The work of Marlene Dumas explores the thematic relationships between parenthood, sexuality, and death. Using a wide range of photographic source material, from her own Polaroids to newspaper images and pornography, Dumas creates paintings and drawings that are focused largely on the human body or face. She considers her source images to be political in their contemporaneity, showing the psychological realities of the era in which they were taken. She works in the tradition of portraiture, but she subordinates the aspect of individual appearance to the sitter’s mental and emotional state.
The Messengers reveals the fragile cycles of life in a four-panel painting that depicts three skeletons alongside a young child. While the anatomy is not detailed, Dumas creates a compressed intensity by scaling her figures to the height of the narrow canvasses and installing them close to the floor so they share our viewing space. Dumas made this painting when she was a new parent: the figure to the right is her daughter Helena. In contrast to the three small children sheepishly crowding around one of the skeletons, Helena turns her larger-than-life gaze directly toward us. Images of pregnant women and children recur in Dumas’s work, and Helena is a frequent subject.
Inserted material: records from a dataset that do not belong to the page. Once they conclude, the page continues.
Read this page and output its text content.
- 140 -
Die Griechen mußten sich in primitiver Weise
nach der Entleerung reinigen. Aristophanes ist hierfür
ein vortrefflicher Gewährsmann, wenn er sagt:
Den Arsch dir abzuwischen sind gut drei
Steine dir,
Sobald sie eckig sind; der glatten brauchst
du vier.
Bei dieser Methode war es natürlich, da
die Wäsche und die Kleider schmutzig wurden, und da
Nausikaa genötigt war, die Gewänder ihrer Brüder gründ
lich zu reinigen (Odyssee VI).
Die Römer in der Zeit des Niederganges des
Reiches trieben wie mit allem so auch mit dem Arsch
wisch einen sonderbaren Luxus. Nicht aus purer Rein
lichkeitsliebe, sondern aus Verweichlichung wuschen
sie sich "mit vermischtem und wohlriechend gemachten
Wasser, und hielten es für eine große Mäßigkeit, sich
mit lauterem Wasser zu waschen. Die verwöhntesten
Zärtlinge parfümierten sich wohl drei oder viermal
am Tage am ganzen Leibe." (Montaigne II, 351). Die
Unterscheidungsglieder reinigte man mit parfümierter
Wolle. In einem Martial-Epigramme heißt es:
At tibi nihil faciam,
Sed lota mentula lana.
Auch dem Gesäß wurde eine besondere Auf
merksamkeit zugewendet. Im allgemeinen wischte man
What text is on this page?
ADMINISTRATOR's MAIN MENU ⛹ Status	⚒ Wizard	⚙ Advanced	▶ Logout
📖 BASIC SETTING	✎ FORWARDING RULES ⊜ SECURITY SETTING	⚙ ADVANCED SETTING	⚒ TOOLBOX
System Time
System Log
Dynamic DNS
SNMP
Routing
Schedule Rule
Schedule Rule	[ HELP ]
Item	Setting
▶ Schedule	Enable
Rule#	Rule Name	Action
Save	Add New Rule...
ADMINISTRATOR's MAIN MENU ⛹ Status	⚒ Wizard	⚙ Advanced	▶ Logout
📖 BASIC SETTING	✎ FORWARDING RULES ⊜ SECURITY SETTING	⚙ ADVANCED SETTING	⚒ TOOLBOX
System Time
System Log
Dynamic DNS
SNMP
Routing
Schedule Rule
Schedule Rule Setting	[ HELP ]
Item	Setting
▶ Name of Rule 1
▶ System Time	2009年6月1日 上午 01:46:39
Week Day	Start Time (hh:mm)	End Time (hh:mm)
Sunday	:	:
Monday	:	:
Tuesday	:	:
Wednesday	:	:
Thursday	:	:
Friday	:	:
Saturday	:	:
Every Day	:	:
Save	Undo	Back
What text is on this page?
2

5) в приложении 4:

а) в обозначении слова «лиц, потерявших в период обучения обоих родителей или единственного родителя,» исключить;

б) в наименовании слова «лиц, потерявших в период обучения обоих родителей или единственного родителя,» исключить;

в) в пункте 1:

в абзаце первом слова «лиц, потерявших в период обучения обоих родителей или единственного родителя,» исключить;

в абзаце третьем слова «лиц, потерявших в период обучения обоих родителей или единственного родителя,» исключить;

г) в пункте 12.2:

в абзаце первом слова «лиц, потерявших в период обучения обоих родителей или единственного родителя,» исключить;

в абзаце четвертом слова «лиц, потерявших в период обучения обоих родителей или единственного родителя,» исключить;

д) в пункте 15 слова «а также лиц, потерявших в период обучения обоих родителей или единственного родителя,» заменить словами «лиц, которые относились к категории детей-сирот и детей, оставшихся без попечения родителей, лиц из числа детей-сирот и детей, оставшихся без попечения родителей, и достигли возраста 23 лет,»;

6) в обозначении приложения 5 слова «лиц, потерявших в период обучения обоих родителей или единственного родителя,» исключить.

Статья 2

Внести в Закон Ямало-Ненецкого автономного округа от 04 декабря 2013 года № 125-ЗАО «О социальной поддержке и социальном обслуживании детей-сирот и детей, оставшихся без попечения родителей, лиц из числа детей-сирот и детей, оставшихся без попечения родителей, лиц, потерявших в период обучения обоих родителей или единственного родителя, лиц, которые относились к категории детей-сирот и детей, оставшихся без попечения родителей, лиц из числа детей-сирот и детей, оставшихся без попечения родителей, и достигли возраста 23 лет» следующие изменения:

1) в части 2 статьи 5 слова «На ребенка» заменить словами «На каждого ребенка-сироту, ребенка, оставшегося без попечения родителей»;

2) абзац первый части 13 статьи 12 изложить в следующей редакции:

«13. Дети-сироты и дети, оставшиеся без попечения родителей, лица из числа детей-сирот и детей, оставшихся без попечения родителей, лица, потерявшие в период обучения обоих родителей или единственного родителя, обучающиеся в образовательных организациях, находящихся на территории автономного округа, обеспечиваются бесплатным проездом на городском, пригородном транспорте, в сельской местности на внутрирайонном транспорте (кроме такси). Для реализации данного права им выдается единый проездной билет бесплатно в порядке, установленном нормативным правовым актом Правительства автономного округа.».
The Messengers is typical of Dumas’s way of suggesting that motherhood and childhood are not as distant from issues of mortality as we might think. The size and postures of the skeletons and Helena are the same, and the skeleton beside her holds a small figure near its pubis as though it had just given birth; the association emphasizes the inexorability of the cycle of life and death.
The striking and monumental The Messengers strengthens the representation of Dumas’s work in the ICA/Boston collection, which also includes her German Witch, 2000.